Laura Aurelia Dinda Sekar Devanti (19) tersenyum lebar saat menerima keping logam mulia berupa 50 gram emas, yang merupakan apresiasi atas prestasinya di Asian Para Games. Atlet renang klasifikasi S6 (keterbatasan kontrol kaki) itu sesaat melupakan kesedihannya yang gagal memenuhi target medali.
Laura menerima hadiah pada Rabu (17/10/2018) di McDonald’s Sarinah, Jakarta. Hadiah itu merupakan penghargaan dari McDonald’s dan Prima kepada atlet renang yang berprestasi dan berjuang di Asian Para Games 2018. Masing-masing 100 gram emas untuk peraih emas, 70 gram emas untuk peraih perak, serta 50 gram emas untuk peraih perunggu dan brand ambassador.
Acara penghargaan emas yang juga terdapat sesi berbagi pengalaman itu sejenak menghilangkan kesedihan Laura. Ia sebelumnya masih bersedih karena gagal menyumbangkan medali untuk Indonesia. ”Sedih banget kalau ingat-ingat kemarin. Rasanya pengen nangis terus,” ujarnya.
Laura merupakan atlet yang ditargetkan meraih emas pada Asian Para Games. Namun, target itu gagal karena perubahan kelas mendadak. Pada saat klasifikasi, petugas klasifikasi internasional dari Jerman dan Perancis memutuskan Laura pindah kelas dari S5 ke S6.
Perubahan kelas membuat atlet yang meraih emas ASEAN Para Games 2017 dalam kelas S5 itu harus bersaing melawan atlet dengan tingkat keterbatasan lebih rendah.

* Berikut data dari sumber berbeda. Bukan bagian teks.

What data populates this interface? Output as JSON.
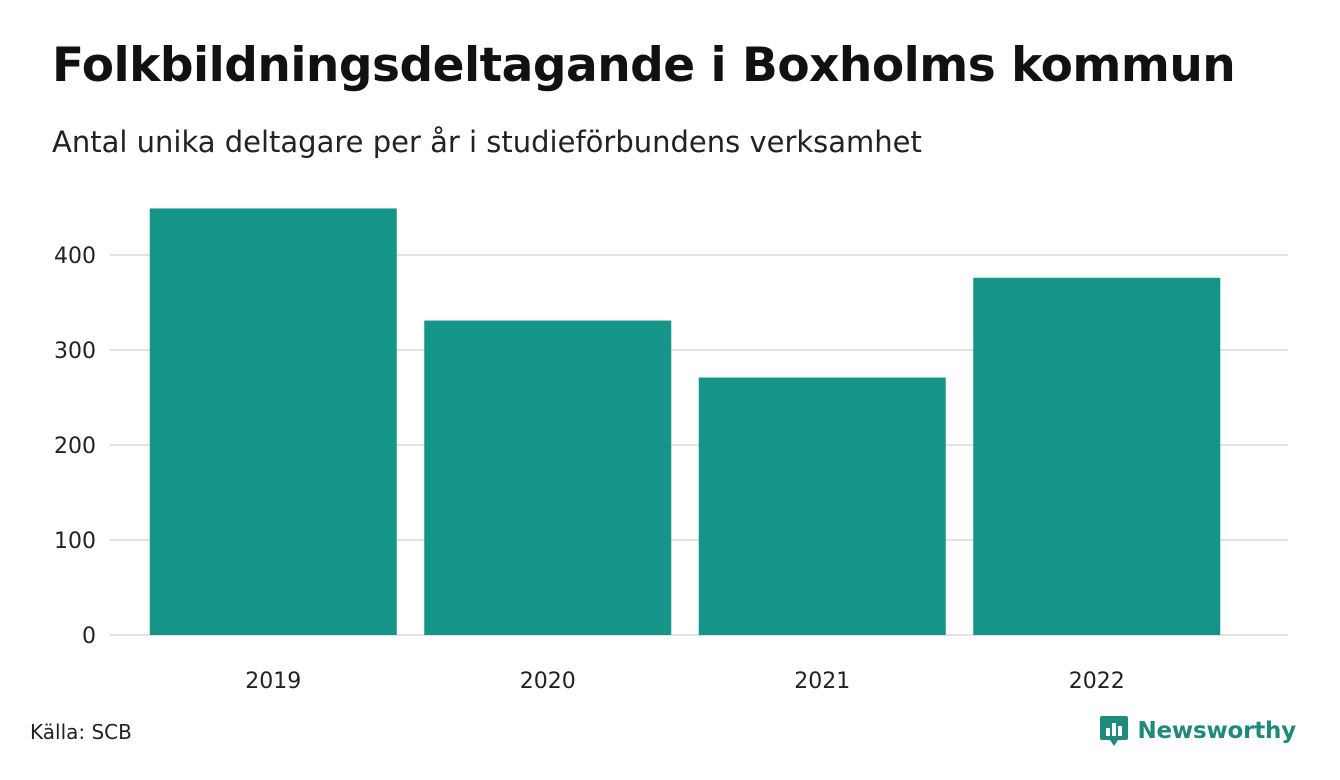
{
  "header": {
    "title": "Folkbildningsdeltagande i Boxholms kommun",
    "subtitle": "Antal unika deltagare per år i studieförbundens verksamhet"
  },
  "footer": {
    "source": "Källa: SCB",
    "brand": "Newsworthy",
    "brand_icon": "newsworthy-logo-icon"
  },
  "colors": {
    "bar": "#159588",
    "grid": "#e2e2e2",
    "brand": "#1f8a7c"
  },
  "chart_data": {
    "type": "bar",
    "categories": [
      "2019",
      "2020",
      "2021",
      "2022"
    ],
    "values": [
      449,
      331,
      271,
      376
    ],
    "title": "Folkbildningsdeltagande i Boxholms kommun",
    "subtitle": "Antal unika deltagare per år i studieförbundens verksamhet",
    "xlabel": "",
    "ylabel": "",
    "ylim": [
      0,
      470
    ],
    "yticks": [
      0,
      100,
      200,
      300,
      400
    ],
    "grid": true,
    "legend": "none"
  }
}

Padahal, perbedaan kemampuan atlet kelas S5 dan S6 cukup timpang. Sebagai contoh, perenang S6 mampu menggunakan kaki, sedangkan kaki Laura sama sekali tidak berfungsi di dalam air.
Pada nomor andalan Laura, 50 meter gaya punggung, catatan terbaiknya adalah 42,81 detik. Di kelas S5, catatan itu menjadi rekor Asia. Sementara di S6, pemegang rekornya memiliki catatan 38,17 detik atau 4 detik lebih cepat. Kondisi itu diperparah dengan penggabungan kelas S6, S7, S8, dan S9 karena kekurangan atlet di kelas tersebut. Peluang Laura pun kandas sebelum berlomba. ”Kemarin, karena atletnya yang S6 sedikit, jadi digabung. Peluang saya jadi semakin kecil,” ucapnya.
Laura kecewa besar. Latihan kerasnya sejak Januari hingga Oktober 2018 terbuang sia-sia. Setiap hari ia berlatih dua kali, pagi dan sore, dalam kondisi terik dan hujan. Berjaya di Asian Para Games merupakan mimpi Laura. Mimpi itu dipendam sejak ia memutuskan jadi perenang Paralimpiade pada 2016.
Sebelumnya Laura merupakan perenang kelas umum. Kecelakaan jatuh di kamar mandi sehari sebelum perlombaan Pekan Olahraga Pelajar Daerah (POPDA) 2015 membuat tulang belakangnya patah. Sejak itu, ia mengalami paraplegi atau kehilangan kontrol di bagian kaki.
Masa depan
Klasifikasi di Asian Para Games tidak hanya menggagalkan misi Laura menyumbang medali untuk Indonesia. Lebih dari itu, ia diragukan bisa berprestasi dalam dua tahun ke depan. Sebab, klasifikasi itu akan bertahan dua tahun sampai Oktober 2020. Klasifikasi ulang baru dapat dilakukan setelahnya.
Pelatih kepala renang Paralimpiade, Dimin BA, mengatakan, di kelas S6 sangat sulit bagi Laura untuk menembus Paralimpiade Tokyo 2020. Hal yang paling realistis adalah berprestasi di ASEAN Para Games Manila 2019.
Meski demikian, Laura menolak menyerah pada klasifikasi. Ia tetap optimistis bisa bersaing dengan atlet-atlet S6. ”Masih belum mau menyerah. Harus terus berusaha dulu. Setidaknya ASEAN Para Games pasti mampu,” katanya.